Someone who knew trouble and felt it strangling the life out of him was David.

You can see this in Psalm 18:

The cords of death entangled me; the torrents of destruction overwhelmed me. The cords of the grave coiled around me; the snares of death confronted me. Psalm 18:4–5

Do you know this kind of trouble? The kind that won’t let up and isn’t easily shaken. It seems stuck on. You’re in its clutches and the more you wriggle and try to fight your way out, the deeper you go and the smaller your world gets. You’re no longer the wonderful person made in God’s image. Not a full orbed human anymore. Just a contorted miniature version. You are like a mime artist – stuck in a box no one can see – constrained and limited.

So, how do you get out? You need to be rescued. You need an outside source to come in and rescue you. An outside source that can put you in a spacious place. Here is how David experienced God’s help:

He reached down from on high and took hold of me; he drew me out of deep waters. He rescued me from my powerful enemy, from my foes, who were too strong for me. They confronted me in the day of my disaster, but the LORD was my support. He brought me out into a spacious place; he rescued me because he delighted in me. Psalm 18:16–19

So, how do you get out of a tight, small place?

  1. You cry out to God (v3,6). This is the beginning of the end of a constricted life. This is the beginning of freedom. Crying out to God is what happens when you lose hope in your resources. As soon as you cry out to Him your world gets bigger – even before God has done anything! Now you are operating in the court of heaven. Like a little brother who goes and tells his big brother about how another kid at school is bullying him. Nothing has happened yet, but notice all the same, the world has become much bigger. There is hope now – someone who can do something knows about it. Something is about to happen.

  2. You take refuge in God (v1-3). He is not some impersonal strength, rock, fortress, deliverer, shield, horn of salvation, and stronghold. He is: my strength, my rock, my fortress, my deliverer, my shield, my horn of salvation, and my stronghold. God will enter your personal trouble in a specific way. He won’t settle for being a stranger or even acquaintance. You have to let Him close. You have to make it personal. So, stop hiding in false comfort (He is better than that), chip away at anxiety (there is more hope than that), and resist revenge (He is more just than that). You don’t need to be the prime mover here. He is well able to fill that role in your life.

  3. You look for God’s rescue (v7-19). You need to be a little careful with this one. When we think rescue, we tend to think about Hollywood style rescue. Lots of pyrotechnics and a flashy hero. God can and does do that from time to time. But if the appearance of Jesus on the stage of history (the greatest hero ever) is anything to go by, then we need to be careful what we are looking for. It’s not that He doesn’t rescue in a flashy way, it’s just that it is not normal for him. God rescues us in a way that is best. Best for us, our soul and character, in His eyes. God’s rescue is more like chess than it is like New Year’s Eve fireworks. Sometimes we need fireworks, but deep soul work is generally slow and steady.
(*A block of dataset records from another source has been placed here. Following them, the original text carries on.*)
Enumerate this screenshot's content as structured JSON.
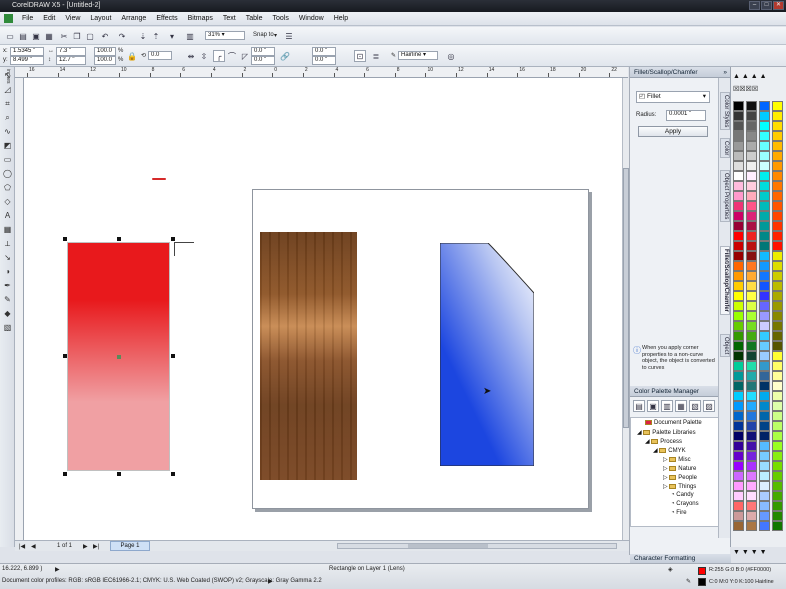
{
  "window": {
    "title": "CorelDRAW X5 - [Untitled-2]"
  },
  "menu": [
    "File",
    "Edit",
    "View",
    "Layout",
    "Arrange",
    "Effects",
    "Bitmaps",
    "Text",
    "Table",
    "Tools",
    "Window",
    "Help"
  ],
  "toolbar": {
    "zoom": "31%",
    "snap_to": "Snap to"
  },
  "property_bar": {
    "x": "1.5345 \"",
    "y": "8.499 \"",
    "width": "7.3 \"",
    "height": "12.7 \"",
    "scale_w": "100.0",
    "scale_h": "100.0",
    "pct": "%",
    "rotation": "0.0",
    "corner_1": "0.0 \"",
    "corner_2": "0.0 \"",
    "corner_3": "0.0 \"",
    "corner_4": "0.0 \"",
    "outline": "Hairline"
  },
  "ruler_h_ticks": [
    "16",
    "14",
    "12",
    "10",
    "8",
    "6",
    "4",
    "2",
    "0",
    "2",
    "4",
    "6",
    "8",
    "10",
    "12",
    "14",
    "16",
    "18",
    "20",
    "22"
  ],
  "ruler_unit": "inches",
  "fillet_docker": {
    "title": "Fillet/Scallop/Chamfer",
    "mode": "Fillet",
    "radius_label": "Radius:",
    "radius_value": "0.0001 \"",
    "apply_label": "Apply",
    "info_text": "When you apply corner properties to a non-curve object, the object is converted to curves"
  },
  "palette_manager": {
    "title": "Color Palette Manager",
    "tree": [
      "Document Palette",
      "Palette Libraries",
      "Process",
      "CMYK",
      "Misc",
      "Nature",
      "People",
      "Things",
      "Candy",
      "Crayons",
      "Fire"
    ]
  },
  "character_formatting": {
    "title": "Character Formatting"
  },
  "vertical_tabs": [
    "Color Styles",
    "Color",
    "Object Properties",
    "Fillet/Scallop/Chamfer",
    "Object"
  ],
  "page_nav": {
    "counter": "1 of 1",
    "page_tab": "Page 1"
  },
  "status": {
    "coords": "16.222, 6.899 )",
    "selection": "Rectangle on Layer 1  (Lens)",
    "profiles": "Document color profiles: RGB: sRGB IEC61966-2.1; CMYK: U.S. Web Coated (SWOP) v2; Grayscale: Gray Gamma 2.2",
    "fill_info": "R:255 G:0 B:0 (#FF0000)",
    "outline_info": "C:0 M:0 Y:0 K:100  Hairline"
  },
  "colors": {
    "accent": "#2b63c9",
    "red_rect_top": "#e8191c",
    "red_rect_bottom": "#f0a0a3",
    "blue_rect": "#1c46e0",
    "fill_swatch": "#ff0000"
  }
}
Picture him playing chess, constantly moving the chess pieces of this world around, constantly orchestrating ordinary things so that: you can endure that temptation, you can be pulled out of trouble, you can be reminded of who he is, you don’t lose hope. A scripture here, an encouraging text there, a timely resignation, another ‘coincidence’ … the unseen hand.

So … don’t settle for a life that is small and suffocating - cry out to God, take refuge in Him, and keep your eyes peeled for His sweet work.